Article
XML DTDs Vs XML Schema
XML Schemas
XML Schemas provide a much more powerful means by which to define your XML document structure and limitations. XML Schemas are themselves XML documents. They reference the XML Schema Namespace (detailed here), and even have their own DTD.
What XML Schemas do is provide an Object Oriented approach to defining the format of an XML document. XML Schemas provide a set of basic types. These types are much wider ranging than the basic PCDATA and CDATA of DTDs. They include most basic programming types such as integer, byte, string and floating point numbers, but they also expand into Internet data types such as ISO country and language codes (en-GB for example). A full list can be found here.
The author of an XML Schema then uses these core types, along with various operators and modifiers, to create complex types of their own. These complex types are then used to define an element in the XML Document.
As a simple example, let's try to create a basic XML Schema for defining the bookstore that we used as an example for DTDs. Firstly, we must declare this as an XSD Document, and, as we want this to be very user friendly, we're going to add some basic documentation to it:
<xsd:schema xmlns:xsd="http://www.w3.org/2001/XMLSchema">
<xsd:annotation>
<xsd:documentation xlm:lang="en">
XML Schema for a Bookstore as an example.
</xsd:documentation>
</xsd:annotation>
Now, in the previous example, the bookstore consisted of the sequence of a name and at least one topic. We can easily do that in an XML Schema:
<xsd:element name="bookstore" type="bookstoreType"/>
<xsd:complexType name="bookstoreType">
<xsd:sequence>
<xsd:element name="name" type="xsd:string"/>
<xsd:element name="topic" type="topicType" minOccurs="1"/>
</xsd:sequence>
</xsd:complexType>
In this example, we've defined an element, bookstore, that will equate to an XML element in our document. We've defined it of type bookstoreType, which is not a standard type, and so we provide a definition of that type next.
We then define a complexType, which defines bookstoreType as a sequence of name and topic elements. Our "name" type is an xsd:string, a type defined by the XML Schema Namespace, and so we've fully defined that element.
The topic element, however, is of type topicType, another custom type that we must define. We've also defined our topic element with minOccurs="1", which means there must be at least one element at all times. As maxOccurs is not defined, there no upper limit to the number of elements that might be included. If we had specified neither, the default would be exactly one instance, as is used in the name element. Next, we define the schema for the topicType.

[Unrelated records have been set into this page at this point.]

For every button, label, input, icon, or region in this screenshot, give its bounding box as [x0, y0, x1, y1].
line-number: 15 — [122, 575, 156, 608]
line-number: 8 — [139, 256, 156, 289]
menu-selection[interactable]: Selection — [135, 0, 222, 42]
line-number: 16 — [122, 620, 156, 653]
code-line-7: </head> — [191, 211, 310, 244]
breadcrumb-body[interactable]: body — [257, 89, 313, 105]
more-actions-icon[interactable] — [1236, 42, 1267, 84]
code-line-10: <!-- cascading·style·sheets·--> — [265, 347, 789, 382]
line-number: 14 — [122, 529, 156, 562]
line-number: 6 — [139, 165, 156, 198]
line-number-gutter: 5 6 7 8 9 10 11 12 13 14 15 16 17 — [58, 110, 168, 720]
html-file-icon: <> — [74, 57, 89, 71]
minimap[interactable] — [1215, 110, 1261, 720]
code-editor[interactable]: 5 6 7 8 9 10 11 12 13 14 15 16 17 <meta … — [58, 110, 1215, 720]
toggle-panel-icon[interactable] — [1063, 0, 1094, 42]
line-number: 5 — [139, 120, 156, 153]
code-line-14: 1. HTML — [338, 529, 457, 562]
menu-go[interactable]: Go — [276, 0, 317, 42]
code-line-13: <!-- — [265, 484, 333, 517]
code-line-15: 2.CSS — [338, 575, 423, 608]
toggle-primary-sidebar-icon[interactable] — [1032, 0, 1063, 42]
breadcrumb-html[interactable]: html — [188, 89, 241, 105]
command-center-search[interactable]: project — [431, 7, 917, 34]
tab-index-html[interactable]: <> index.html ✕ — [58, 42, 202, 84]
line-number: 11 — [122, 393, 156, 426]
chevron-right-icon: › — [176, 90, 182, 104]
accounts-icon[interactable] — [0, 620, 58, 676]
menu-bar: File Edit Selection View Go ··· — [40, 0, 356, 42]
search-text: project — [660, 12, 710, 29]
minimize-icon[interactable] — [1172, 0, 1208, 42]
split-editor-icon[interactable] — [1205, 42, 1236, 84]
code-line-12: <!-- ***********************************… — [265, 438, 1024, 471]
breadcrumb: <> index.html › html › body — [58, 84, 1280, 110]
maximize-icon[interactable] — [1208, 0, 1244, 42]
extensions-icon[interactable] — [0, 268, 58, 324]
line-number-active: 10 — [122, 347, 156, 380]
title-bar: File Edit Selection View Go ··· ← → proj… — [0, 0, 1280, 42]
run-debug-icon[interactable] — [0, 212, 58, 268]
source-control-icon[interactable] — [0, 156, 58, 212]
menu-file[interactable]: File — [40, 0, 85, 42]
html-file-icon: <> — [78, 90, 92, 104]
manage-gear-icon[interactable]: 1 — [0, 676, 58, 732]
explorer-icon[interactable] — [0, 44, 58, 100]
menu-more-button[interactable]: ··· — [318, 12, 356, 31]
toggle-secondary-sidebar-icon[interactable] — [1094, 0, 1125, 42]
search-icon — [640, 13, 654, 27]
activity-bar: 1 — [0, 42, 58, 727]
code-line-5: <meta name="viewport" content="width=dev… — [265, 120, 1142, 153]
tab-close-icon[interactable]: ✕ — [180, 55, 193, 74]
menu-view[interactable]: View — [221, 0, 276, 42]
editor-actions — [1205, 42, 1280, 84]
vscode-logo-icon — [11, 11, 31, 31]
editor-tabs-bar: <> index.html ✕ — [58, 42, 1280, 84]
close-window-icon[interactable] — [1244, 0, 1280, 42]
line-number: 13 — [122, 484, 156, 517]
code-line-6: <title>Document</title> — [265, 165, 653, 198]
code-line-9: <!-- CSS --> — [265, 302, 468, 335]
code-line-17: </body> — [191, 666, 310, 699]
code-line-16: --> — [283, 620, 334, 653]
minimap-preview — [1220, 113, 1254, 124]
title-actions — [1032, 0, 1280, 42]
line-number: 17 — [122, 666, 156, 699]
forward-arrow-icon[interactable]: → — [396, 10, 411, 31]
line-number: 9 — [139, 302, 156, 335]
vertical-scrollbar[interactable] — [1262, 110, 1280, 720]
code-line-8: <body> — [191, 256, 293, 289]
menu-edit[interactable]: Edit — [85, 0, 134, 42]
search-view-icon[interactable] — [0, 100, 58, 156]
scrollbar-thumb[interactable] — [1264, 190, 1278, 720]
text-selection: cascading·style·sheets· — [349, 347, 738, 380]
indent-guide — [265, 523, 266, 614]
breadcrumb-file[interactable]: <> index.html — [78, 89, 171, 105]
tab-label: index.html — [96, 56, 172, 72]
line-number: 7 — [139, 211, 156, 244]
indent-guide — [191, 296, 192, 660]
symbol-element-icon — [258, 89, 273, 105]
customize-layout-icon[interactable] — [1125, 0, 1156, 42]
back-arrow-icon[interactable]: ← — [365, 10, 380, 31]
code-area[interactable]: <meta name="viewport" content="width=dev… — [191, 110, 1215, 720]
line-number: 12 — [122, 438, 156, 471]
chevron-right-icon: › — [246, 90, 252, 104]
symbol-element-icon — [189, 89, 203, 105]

<xsd:complexType name="topicType">
<xsd:element name="name" type="xsd:string"/>
<xsd:element name="book" type="bookType" minOccurs="0"/>
</xsd:complexType>
This is all similar to the declaration of the bookstoreType, but note that we have to re-define our name element within the scope of this type. If we'd used a complex type for name, such as nameType, which defined only an xsd:string -- and defined it outside our types, we could re-use it in both. However, to illustrate the point, I decided to define it within each section. XML gets interesting when we get to defining our bookType:
<xsd:complexType name="bookType">
<xsd:element name="title" type="xsd:string"/>
<xsd:element name="author" type="xsd:string"/>
<xsd:attribute name="isbn" type="isbnType"/>
</xsd:complexType>
<xsd:simpleType name="isbnType">
<xsd:restriction base="xsd:string">
<xsd:pattern value="\[0-9]{3}[-][0-9]{3}[-][0-9]{3}"/>
</xsd:restriction>
</xsd:simpleType>
So the definition of the bookType is not particularly interesting. But the definition of its attribute "isbn" is. Not only does XML Schema support the use of types such as xsd:nonNegativeNumber, but we can also create our own simple types from these basic types using various modifiers. In the example for isbnType above, we base it on a string, and restrict it to match a given regular expression. Excusing my poor regex, that should limit any isbn attribute to match the standard of three groups of three digits separated by a dash.
This is just a simple example, but it should give you a taste of the many things you can do to control the content of an attribute or an element. You have far more control over what is considered a valid XML document using a schema. You can even
- extend your types from other types you've created,
- require uniqueness within scope, and
- provide lookups.
It's a nicely object oriented approach. You could build a library of complexTypes and simpleTypes for re-use throughout many projects, and even find other definitions of common types (such as an "address", for example) from the Internet and use these to provide powerful definitions of your XML documents.